Whatever may be the subject of discourse, when a man is full of it, when he is wrapped up in it, when it lies very near to his heart, when he dwells upon it day and night and can think of nothing else, he .has only to open his mouth and it will, flow liquid gold. The subject is revolved over and over in his own mind, he is acquainted with it in every aspect, it opens out before him of its own accord, he knows his way through it, and at every turn it gleams and corruscates with illustrations which do not need to be hunted for, but which present themselves in numerous and sparkling array in response to the warmth of his interest in the subject he seeks to expound.

This is true in a special degree of the study of the Bible. Once we have attained to a thorough mastery of the content of the Bible, once we succeed in getting " full of it," we shall be on the look-out for opportunities of conveying to others the truths we have learned to prize for ourselves.

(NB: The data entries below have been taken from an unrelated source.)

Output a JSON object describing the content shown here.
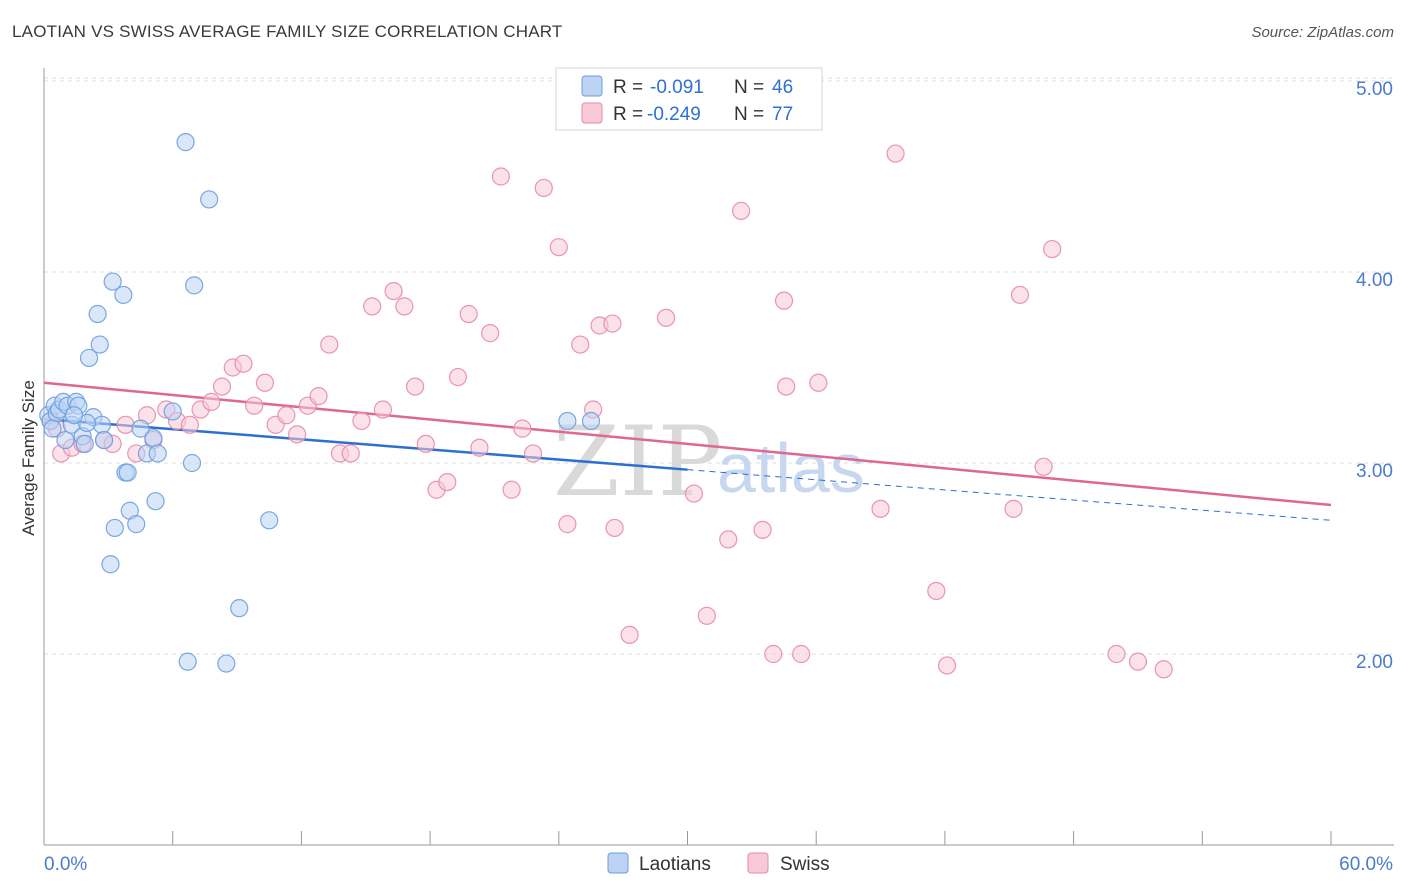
{
  "title": "LAOTIAN VS SWISS AVERAGE FAMILY SIZE CORRELATION CHART",
  "source": "Source: ZipAtlas.com",
  "watermark": {
    "zip": "ZIP",
    "atlas": "atlas"
  },
  "colors": {
    "laotians": "#6a9fe0",
    "laotians_fill": "#bcd3f3",
    "laotians_line": "#2c6fd1",
    "swiss": "#e88aa9",
    "swiss_fill": "#f7c9d8",
    "swiss_line": "#e06790",
    "tick": "#4a7bd0",
    "grid": "#dcdcdc"
  },
  "legend": {
    "rows": [
      {
        "r_label": "R =",
        "r_value": "-0.091",
        "n_label": "N =",
        "n_value": "46"
      },
      {
        "r_label": "R =",
        "r_value": "-0.249",
        "n_label": "N =",
        "n_value": "77"
      }
    ]
  },
  "bottom_legend": [
    "Laotians",
    "Swiss"
  ],
  "chart_data": {
    "type": "scatter",
    "title": "LAOTIAN VS SWISS AVERAGE FAMILY SIZE CORRELATION CHART",
    "xlabel": "",
    "ylabel": "Average Family Size",
    "xlim": [
      0,
      60
    ],
    "ylim": [
      1.0,
      5.1
    ],
    "x_tick_labels": [
      "0.0%",
      "60.0%"
    ],
    "y_ticks": [
      2.0,
      3.0,
      4.0,
      5.0
    ],
    "y_tick_labels": [
      "2.00",
      "3.00",
      "4.00",
      "5.00"
    ],
    "grid": true,
    "series": [
      {
        "name": "Laotians",
        "r": -0.091,
        "n": 46,
        "trend": {
          "x_start": 0,
          "y_start": 3.23,
          "x_end": 60,
          "y_end": 2.7,
          "solid_until_x": 30
        },
        "points": [
          [
            0.2,
            3.25
          ],
          [
            0.3,
            3.22
          ],
          [
            0.5,
            3.3
          ],
          [
            0.6,
            3.26
          ],
          [
            0.7,
            3.28
          ],
          [
            0.9,
            3.32
          ],
          [
            1.0,
            3.12
          ],
          [
            1.1,
            3.3
          ],
          [
            1.3,
            3.2
          ],
          [
            1.5,
            3.32
          ],
          [
            1.6,
            3.3
          ],
          [
            1.8,
            3.14
          ],
          [
            1.9,
            3.1
          ],
          [
            2.1,
            3.55
          ],
          [
            2.3,
            3.24
          ],
          [
            2.5,
            3.78
          ],
          [
            2.6,
            3.62
          ],
          [
            2.7,
            3.2
          ],
          [
            2.8,
            3.12
          ],
          [
            3.1,
            2.47
          ],
          [
            3.2,
            3.95
          ],
          [
            3.3,
            2.66
          ],
          [
            3.7,
            3.88
          ],
          [
            3.8,
            2.95
          ],
          [
            3.9,
            2.95
          ],
          [
            4.0,
            2.75
          ],
          [
            4.3,
            2.68
          ],
          [
            4.5,
            3.18
          ],
          [
            4.8,
            3.05
          ],
          [
            5.1,
            3.13
          ],
          [
            5.2,
            2.8
          ],
          [
            5.3,
            3.05
          ],
          [
            6.0,
            3.27
          ],
          [
            6.6,
            4.68
          ],
          [
            6.7,
            1.96
          ],
          [
            6.9,
            3.0
          ],
          [
            7.0,
            3.93
          ],
          [
            7.7,
            4.38
          ],
          [
            8.5,
            1.95
          ],
          [
            9.1,
            2.24
          ],
          [
            10.5,
            2.7
          ],
          [
            24.4,
            3.22
          ],
          [
            25.5,
            3.22
          ],
          [
            0.4,
            3.18
          ],
          [
            2.0,
            3.21
          ],
          [
            1.4,
            3.25
          ]
        ]
      },
      {
        "name": "Swiss",
        "r": -0.249,
        "n": 77,
        "trend": {
          "x_start": 0,
          "y_start": 3.42,
          "x_end": 60,
          "y_end": 2.78
        },
        "points": [
          [
            0.3,
            3.22
          ],
          [
            0.6,
            3.18
          ],
          [
            0.8,
            3.05
          ],
          [
            1.3,
            3.08
          ],
          [
            1.8,
            3.1
          ],
          [
            2.8,
            3.12
          ],
          [
            3.2,
            3.1
          ],
          [
            3.8,
            3.2
          ],
          [
            4.3,
            3.05
          ],
          [
            4.8,
            3.25
          ],
          [
            5.1,
            3.12
          ],
          [
            5.7,
            3.28
          ],
          [
            6.2,
            3.22
          ],
          [
            6.8,
            3.2
          ],
          [
            7.3,
            3.28
          ],
          [
            7.8,
            3.32
          ],
          [
            8.3,
            3.4
          ],
          [
            8.8,
            3.5
          ],
          [
            9.3,
            3.52
          ],
          [
            9.8,
            3.3
          ],
          [
            10.3,
            3.42
          ],
          [
            10.8,
            3.2
          ],
          [
            11.3,
            3.25
          ],
          [
            11.8,
            3.15
          ],
          [
            12.3,
            3.3
          ],
          [
            12.8,
            3.35
          ],
          [
            13.3,
            3.62
          ],
          [
            13.8,
            3.05
          ],
          [
            14.3,
            3.05
          ],
          [
            14.8,
            3.22
          ],
          [
            15.3,
            3.82
          ],
          [
            15.8,
            3.28
          ],
          [
            16.3,
            3.9
          ],
          [
            16.8,
            3.82
          ],
          [
            17.3,
            3.4
          ],
          [
            17.8,
            3.1
          ],
          [
            18.3,
            2.86
          ],
          [
            18.8,
            2.9
          ],
          [
            19.3,
            3.45
          ],
          [
            19.8,
            3.78
          ],
          [
            20.3,
            3.08
          ],
          [
            20.8,
            3.68
          ],
          [
            21.3,
            4.5
          ],
          [
            21.8,
            2.86
          ],
          [
            22.3,
            3.18
          ],
          [
            22.8,
            3.05
          ],
          [
            23.3,
            4.44
          ],
          [
            24.0,
            4.13
          ],
          [
            24.4,
            2.68
          ],
          [
            25.0,
            3.62
          ],
          [
            25.6,
            3.28
          ],
          [
            25.9,
            3.72
          ],
          [
            26.5,
            3.73
          ],
          [
            26.6,
            2.66
          ],
          [
            27.3,
            2.1
          ],
          [
            29.0,
            3.76
          ],
          [
            30.3,
            2.84
          ],
          [
            30.9,
            2.2
          ],
          [
            31.9,
            2.6
          ],
          [
            32.5,
            4.32
          ],
          [
            33.5,
            2.65
          ],
          [
            34.0,
            2.0
          ],
          [
            34.5,
            3.85
          ],
          [
            34.6,
            3.4
          ],
          [
            35.3,
            2.0
          ],
          [
            36.1,
            3.42
          ],
          [
            39.0,
            2.76
          ],
          [
            39.7,
            4.62
          ],
          [
            41.6,
            2.33
          ],
          [
            42.1,
            1.94
          ],
          [
            45.2,
            2.76
          ],
          [
            45.5,
            3.88
          ],
          [
            46.6,
            2.98
          ],
          [
            47.0,
            4.12
          ],
          [
            50.0,
            2.0
          ],
          [
            51.0,
            1.96
          ],
          [
            52.2,
            1.92
          ]
        ]
      }
    ]
  }
}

There is all the difference in the world between " having to say something " and " having something to say." The man who knows his Bible is never at a loss for a theme. When his heart warms to it, the subject divides itself up in his mind, and he has only to let himself go, and the inspired Word will rush through his inspired lips, or seek an outlet through his inspired pen. " Get full of your subject, pull out the bung, and let nature caper."

The Bible is " the Sword of the Spirit." The problem is how to wield it; how to make use of the knowledge we have of it. There are some who mount the pulpit, and, fleet of foot like Ahimaaz, they outstrip the slower but better informed Cushis, and obtain earlier audience of the king, but they have no tidings ready, and when called upon to speak they have nothing to say (2 Sam. 18:19-33). " Get full of your subject." Master the content of. the Word of God. Illustrations and divisions, exordiums and perorations, grammar and rhetoric will then take care of themselves.

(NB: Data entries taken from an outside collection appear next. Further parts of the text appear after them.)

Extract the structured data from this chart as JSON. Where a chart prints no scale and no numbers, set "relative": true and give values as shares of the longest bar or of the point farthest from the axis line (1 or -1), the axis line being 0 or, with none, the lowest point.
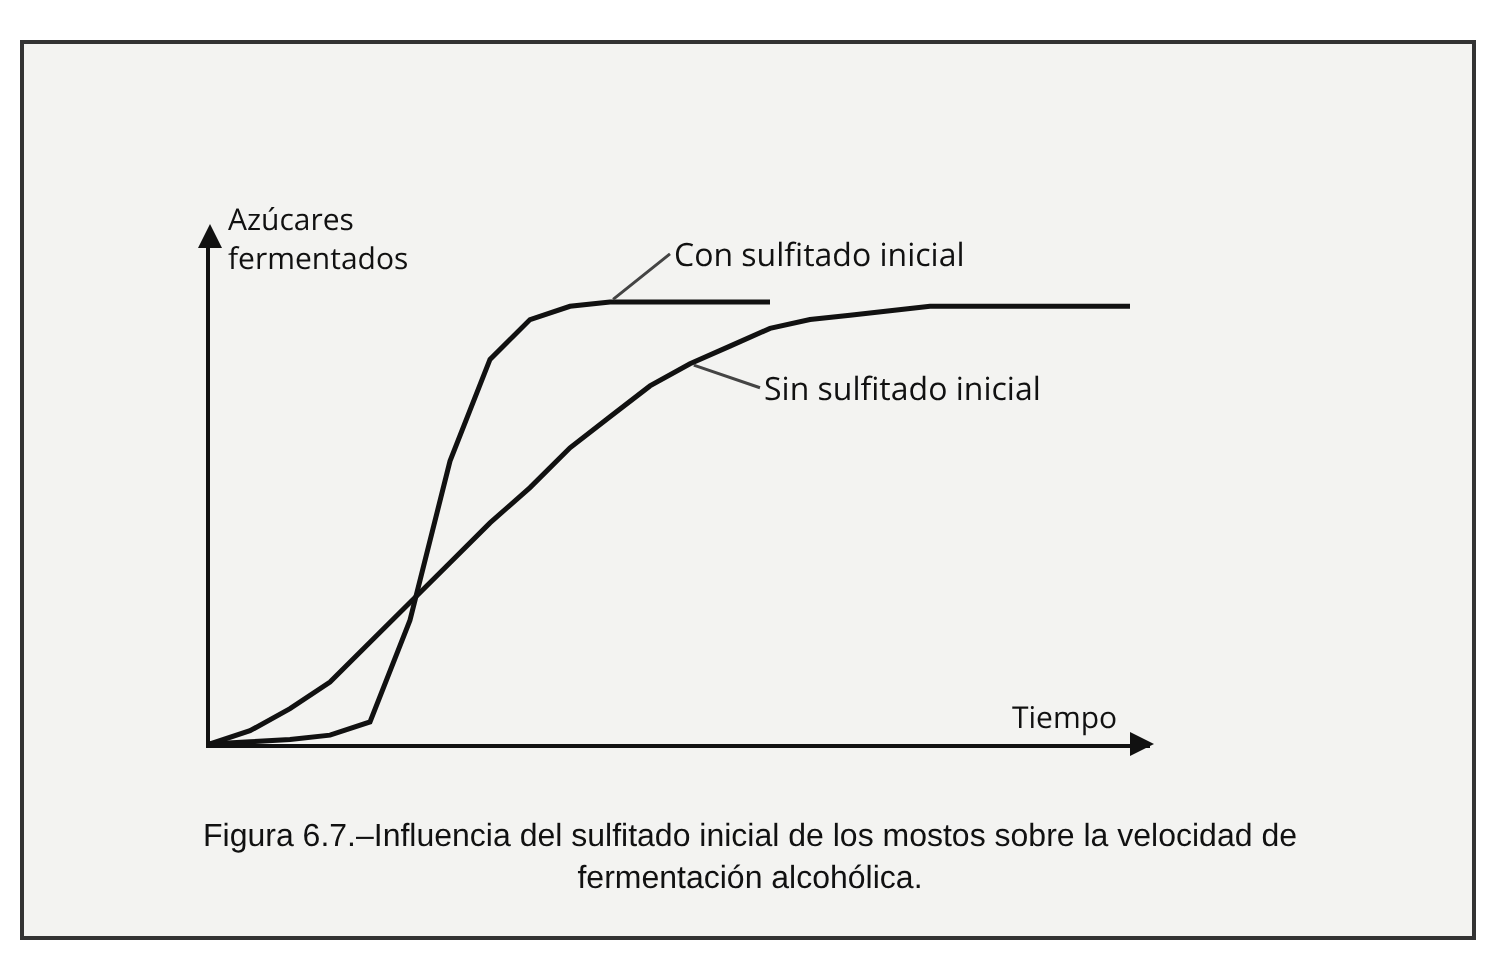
{
  "chart_data": {
    "type": "line",
    "relative": true,
    "ylabel": "Azúcares fermentados",
    "xlabel": "Tiempo",
    "categories": [
      null,
      null,
      null,
      null,
      null,
      null,
      null,
      null,
      null,
      null,
      null,
      null,
      null,
      null,
      null,
      null,
      null,
      null,
      null,
      null,
      null,
      null,
      null,
      null
    ],
    "series": [
      {
        "name": "Con sulfitado inicial",
        "color": "#111111",
        "values": [
          0,
          0.005,
          0.01,
          0.02,
          0.05,
          0.28,
          0.64,
          0.87,
          0.96,
          0.99,
          1,
          1,
          1,
          1,
          1,
          null,
          null,
          null,
          null,
          null,
          null,
          null,
          null,
          null
        ]
      },
      {
        "name": "Sin sulfitado inicial",
        "color": "#111111",
        "values": [
          0,
          0.03,
          0.08,
          0.14,
          0.23,
          0.32,
          0.41,
          0.5,
          0.58,
          0.67,
          0.74,
          0.81,
          0.86,
          0.9,
          0.94,
          0.96,
          0.97,
          0.98,
          0.99,
          0.99,
          0.99,
          0.99,
          0.99,
          0.99
        ]
      }
    ],
    "annotations": [
      "Figura 6.7.–Influencia del sulfitado inicial de los mostos sobre la velocidad de fermentación alcohólica."
    ],
    "legend": false,
    "marker": "none",
    "line_style": "solid"
  }
}
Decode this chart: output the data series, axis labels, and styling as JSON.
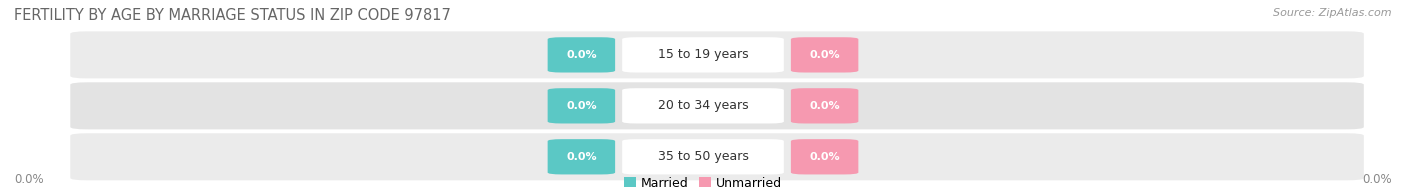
{
  "title": "FERTILITY BY AGE BY MARRIAGE STATUS IN ZIP CODE 97817",
  "source": "Source: ZipAtlas.com",
  "age_groups": [
    "15 to 19 years",
    "20 to 34 years",
    "35 to 50 years"
  ],
  "married_values": [
    "0.0%",
    "0.0%",
    "0.0%"
  ],
  "unmarried_values": [
    "0.0%",
    "0.0%",
    "0.0%"
  ],
  "married_color": "#5BC8C5",
  "unmarried_color": "#F699B0",
  "row_bg_color_odd": "#EBEBEB",
  "row_bg_color_even": "#E3E3E3",
  "center_label_bg": "#FFFFFF",
  "left_label": "0.0%",
  "right_label": "0.0%",
  "legend_married": "Married",
  "legend_unmarried": "Unmarried",
  "title_fontsize": 10.5,
  "source_fontsize": 8,
  "value_fontsize": 8,
  "age_fontsize": 9,
  "tick_fontsize": 8.5,
  "legend_fontsize": 9
}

The man who knows his Bible, and knows it to some purpose, will first of all apply its truths to his own personal conduct and daily life. And he will find it all that David, in the 119th Psalm, declares it to be : a source,of blessing, a defence against iniquity, a fountain of honour, a vision of wonder, a loosening of. the tongue, an enlarging of the heart, a source of comfort and quickening, of establishment and salvation. When David meditated in the law of the Lord, he began to talk, he began to sing, he began to run, he was wiser than his enemies, he knew more than his teachers, he opened his mouth and panted, he rose early before the dawn that he might meditate in the Word, and said of its testimonies, "I love them exceedingly." That is the universal experience and the universal testimony of all those who make themselves acquainted with the love-kindling, life-quickening properties of the Word of God.

The ultimate. reality of our life is the life we live with God. The way to live with God is the way of intimate knowledge of His holy will, through loving obedience to His holy Word.

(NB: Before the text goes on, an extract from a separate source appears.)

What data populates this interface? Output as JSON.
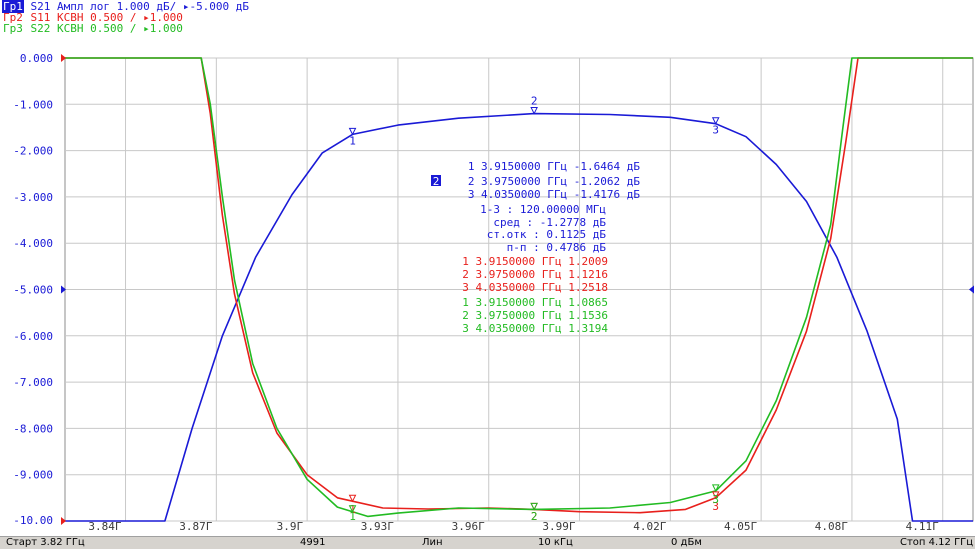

It is one of the unfailing characteristics of those who obtain an intimate knowledge of the Word of God, that their hearts immediately begin to burn with the desire to communicate that knowledge to others. They have " something to say." They are "full of it." They are possessed by it. They have only to " pull out the bung " and nature will immediately begin to " caper."

This fulness of knowledge finds appropriate utterance on the most unlikely occasions. It is never out of place. It never gives offence. The business of the Christian minister, the lay- preacher, the Sunday School teacher, the city missionary, the Church member, is by sermon, by lesson, by conversation, by example, to wield "the Sword of the Spirit which is the Word of God." But the Word must be read, and studied, and believed ; it must be loved, and honoured, and obeyed, in order that it may be to others in like manner their joy and their salvation.